In 2014 we found that 60% of requests for static resources resulted in a 304. Since content addressed URLs never change, this means there was an opportunity to optimize away 60% of static resource requests. Using Scuba we started exploring data around conditional requests. We noticed that there were substantial differences between the performance of different browsers.
Seeing as Chrome had the most 304s, we started working with them to see if we could figure why they were sending such a higher percentage of conditional requests.
A piece of code in Chrome hinted at the answer to our question. This line of code listed a few reasons, including reload, for why Chrome might ask to revalidate resources on a page. For example, we found that Chrome would revalidate all resources on pages that were loaded from making a POST request. The Chrome team told us the rationale for this was that POST requests tend to be pages that make a change — like making a purchase or sending an email — and that the user would want to have the most up-to-date page. However, sites like Facebook use POST requests as part of our login process. Every time a user logged in to Facebook the browser ignored its cache and revalidated all the previously downloaded resources. We worked with Chrome product managers and engineers and determined that this behavior was unique to Chrome and unnecessary. After fixing this, Chrome went from having 63% of its requests being conditional to 24% of them being conditional.

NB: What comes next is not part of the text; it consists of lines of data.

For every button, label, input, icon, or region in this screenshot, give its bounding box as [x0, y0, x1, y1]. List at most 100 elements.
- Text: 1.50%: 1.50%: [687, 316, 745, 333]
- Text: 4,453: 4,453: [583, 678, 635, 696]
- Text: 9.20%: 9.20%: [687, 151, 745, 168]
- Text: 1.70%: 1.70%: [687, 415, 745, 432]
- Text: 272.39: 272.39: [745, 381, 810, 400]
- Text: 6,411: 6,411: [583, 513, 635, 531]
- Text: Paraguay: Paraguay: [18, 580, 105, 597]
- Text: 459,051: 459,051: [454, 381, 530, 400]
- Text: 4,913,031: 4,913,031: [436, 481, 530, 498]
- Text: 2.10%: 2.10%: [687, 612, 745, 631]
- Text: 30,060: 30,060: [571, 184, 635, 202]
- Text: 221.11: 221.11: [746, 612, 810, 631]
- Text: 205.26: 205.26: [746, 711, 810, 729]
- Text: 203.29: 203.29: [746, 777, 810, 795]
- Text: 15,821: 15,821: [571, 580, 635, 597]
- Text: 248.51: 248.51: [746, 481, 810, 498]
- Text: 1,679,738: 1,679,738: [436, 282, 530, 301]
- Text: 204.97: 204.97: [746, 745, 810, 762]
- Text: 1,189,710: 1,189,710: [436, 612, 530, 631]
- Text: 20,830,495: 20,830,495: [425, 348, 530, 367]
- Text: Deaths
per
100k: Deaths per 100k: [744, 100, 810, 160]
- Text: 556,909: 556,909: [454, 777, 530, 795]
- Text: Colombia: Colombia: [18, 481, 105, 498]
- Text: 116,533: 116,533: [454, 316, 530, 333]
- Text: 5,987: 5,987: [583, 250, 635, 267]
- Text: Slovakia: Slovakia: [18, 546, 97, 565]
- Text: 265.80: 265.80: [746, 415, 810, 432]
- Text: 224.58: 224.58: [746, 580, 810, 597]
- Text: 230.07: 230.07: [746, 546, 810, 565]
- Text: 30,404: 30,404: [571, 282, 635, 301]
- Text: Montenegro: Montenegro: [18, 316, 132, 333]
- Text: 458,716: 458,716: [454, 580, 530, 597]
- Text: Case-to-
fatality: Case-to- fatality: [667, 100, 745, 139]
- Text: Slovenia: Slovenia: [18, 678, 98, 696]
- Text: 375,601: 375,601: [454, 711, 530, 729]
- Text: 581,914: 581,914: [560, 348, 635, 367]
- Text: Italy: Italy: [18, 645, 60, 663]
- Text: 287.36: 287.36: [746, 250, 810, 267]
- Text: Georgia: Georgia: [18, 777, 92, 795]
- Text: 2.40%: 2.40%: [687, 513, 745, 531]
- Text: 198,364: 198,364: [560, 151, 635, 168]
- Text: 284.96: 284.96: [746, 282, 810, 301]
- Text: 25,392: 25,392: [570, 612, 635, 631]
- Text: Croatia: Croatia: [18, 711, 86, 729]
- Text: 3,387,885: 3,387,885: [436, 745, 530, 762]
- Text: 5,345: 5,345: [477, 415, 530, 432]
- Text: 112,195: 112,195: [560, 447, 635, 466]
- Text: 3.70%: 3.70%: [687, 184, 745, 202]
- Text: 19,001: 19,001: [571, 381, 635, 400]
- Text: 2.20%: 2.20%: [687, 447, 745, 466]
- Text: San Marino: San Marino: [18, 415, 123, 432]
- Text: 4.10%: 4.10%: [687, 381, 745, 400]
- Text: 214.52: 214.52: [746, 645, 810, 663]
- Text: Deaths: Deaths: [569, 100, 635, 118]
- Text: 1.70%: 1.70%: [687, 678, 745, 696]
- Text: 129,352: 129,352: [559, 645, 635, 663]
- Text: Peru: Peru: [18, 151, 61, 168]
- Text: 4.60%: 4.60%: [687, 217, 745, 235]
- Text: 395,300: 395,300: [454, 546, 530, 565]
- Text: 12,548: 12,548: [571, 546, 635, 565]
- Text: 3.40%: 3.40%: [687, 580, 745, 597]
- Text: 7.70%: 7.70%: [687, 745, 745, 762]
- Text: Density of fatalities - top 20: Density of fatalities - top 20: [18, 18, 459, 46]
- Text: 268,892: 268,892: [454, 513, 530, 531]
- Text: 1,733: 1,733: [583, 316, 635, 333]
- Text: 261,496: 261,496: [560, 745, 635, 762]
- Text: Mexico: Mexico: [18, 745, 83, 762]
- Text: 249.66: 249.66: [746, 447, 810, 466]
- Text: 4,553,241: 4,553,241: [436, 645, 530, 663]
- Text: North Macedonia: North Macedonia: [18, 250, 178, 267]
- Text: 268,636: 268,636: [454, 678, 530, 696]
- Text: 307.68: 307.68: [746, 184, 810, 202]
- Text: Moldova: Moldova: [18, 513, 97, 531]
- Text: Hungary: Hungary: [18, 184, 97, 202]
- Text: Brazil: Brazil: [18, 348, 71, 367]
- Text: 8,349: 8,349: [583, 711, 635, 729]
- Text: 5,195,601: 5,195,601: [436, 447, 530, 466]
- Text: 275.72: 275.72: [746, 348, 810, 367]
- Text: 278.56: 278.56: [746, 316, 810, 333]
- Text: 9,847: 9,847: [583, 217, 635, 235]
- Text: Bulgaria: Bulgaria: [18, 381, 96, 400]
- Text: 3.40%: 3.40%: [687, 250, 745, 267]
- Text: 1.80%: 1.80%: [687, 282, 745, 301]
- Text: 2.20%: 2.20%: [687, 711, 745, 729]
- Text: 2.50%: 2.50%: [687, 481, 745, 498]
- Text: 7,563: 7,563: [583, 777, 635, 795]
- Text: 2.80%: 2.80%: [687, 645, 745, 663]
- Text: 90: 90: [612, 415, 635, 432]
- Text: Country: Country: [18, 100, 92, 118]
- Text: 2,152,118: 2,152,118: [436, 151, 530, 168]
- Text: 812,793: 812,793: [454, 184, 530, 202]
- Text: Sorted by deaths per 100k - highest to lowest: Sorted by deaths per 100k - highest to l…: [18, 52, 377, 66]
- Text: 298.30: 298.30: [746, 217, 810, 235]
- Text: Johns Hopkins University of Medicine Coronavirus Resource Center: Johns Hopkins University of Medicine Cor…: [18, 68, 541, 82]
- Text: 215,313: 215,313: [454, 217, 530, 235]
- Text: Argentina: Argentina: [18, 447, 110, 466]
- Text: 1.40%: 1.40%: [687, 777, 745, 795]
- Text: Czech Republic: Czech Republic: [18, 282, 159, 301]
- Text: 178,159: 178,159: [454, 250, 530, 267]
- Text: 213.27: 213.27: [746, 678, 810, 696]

Our work with Chrome on the login issue is a great example of Facebook and browsers working together to quickly squash a bug. In general, when we look at data, we often break it up on a per-browser level. If we find that one browser is an outlier, it's an indication that something in the browser can be optimized. We can then work with the browser vendor to solve the issue.
The fact that the percentage of conditional requests from Chrome was still higher than other browsers seemed to indicate that we still had some opportunity here. We started looking into reloads and discovered that Chrome was treating same URL navigations as reloads while other browsers weren't. A same URL navigation is when a user is on a page and then tries to load to the same page via the navigation bar. Chrome fixed the same URL behavior, but we didn't see a huge metric change. We began to discuss changing the behavior of the reload button with the Chrome team.
Changing the revalidation behavior of the reload button is a change to a long standing design on the web. However, as we discussed the issue we realized that it was unlikely developers were relying on this behavior. End-users of websites don't know about expiration times and conditional requests. While some users might press the reload button when they want a more up to date version of their page, Facebook's statistics showed that the majority of users do not use the reload button. Therefore, if a developer is changing a resource that currently has an expiration time of X, the developer must either be willing to have users have stale data until that time or they must change the URL. If developers are already doing this, then there is no reason to revalidate subresources.
There was some debate about what to do, and we proposed a compromise where resources with a long max-age would never get revalidated, but that for resources with a shorter max-age the old behavior would apply. The Chrome team thought about this and decided to apply the change for all cached resources, not just the long-lived ones. You can read more about their process here. Because of Chrome's blanket approach, all developers and sites are able to see improvement without making any changes themselves.
In this illustration we can see that unlike earlier, where a network request was needed for each subresource on the reloaded page, this time we can just read each file directly from cache without being blocked on the network.
After Chrome launched this final change the percent of Chrome conditional requests dropped dramatically — a win both for our servers, which sent fewer Not Modified requests and for users, who were able to more quickly reload Facebook.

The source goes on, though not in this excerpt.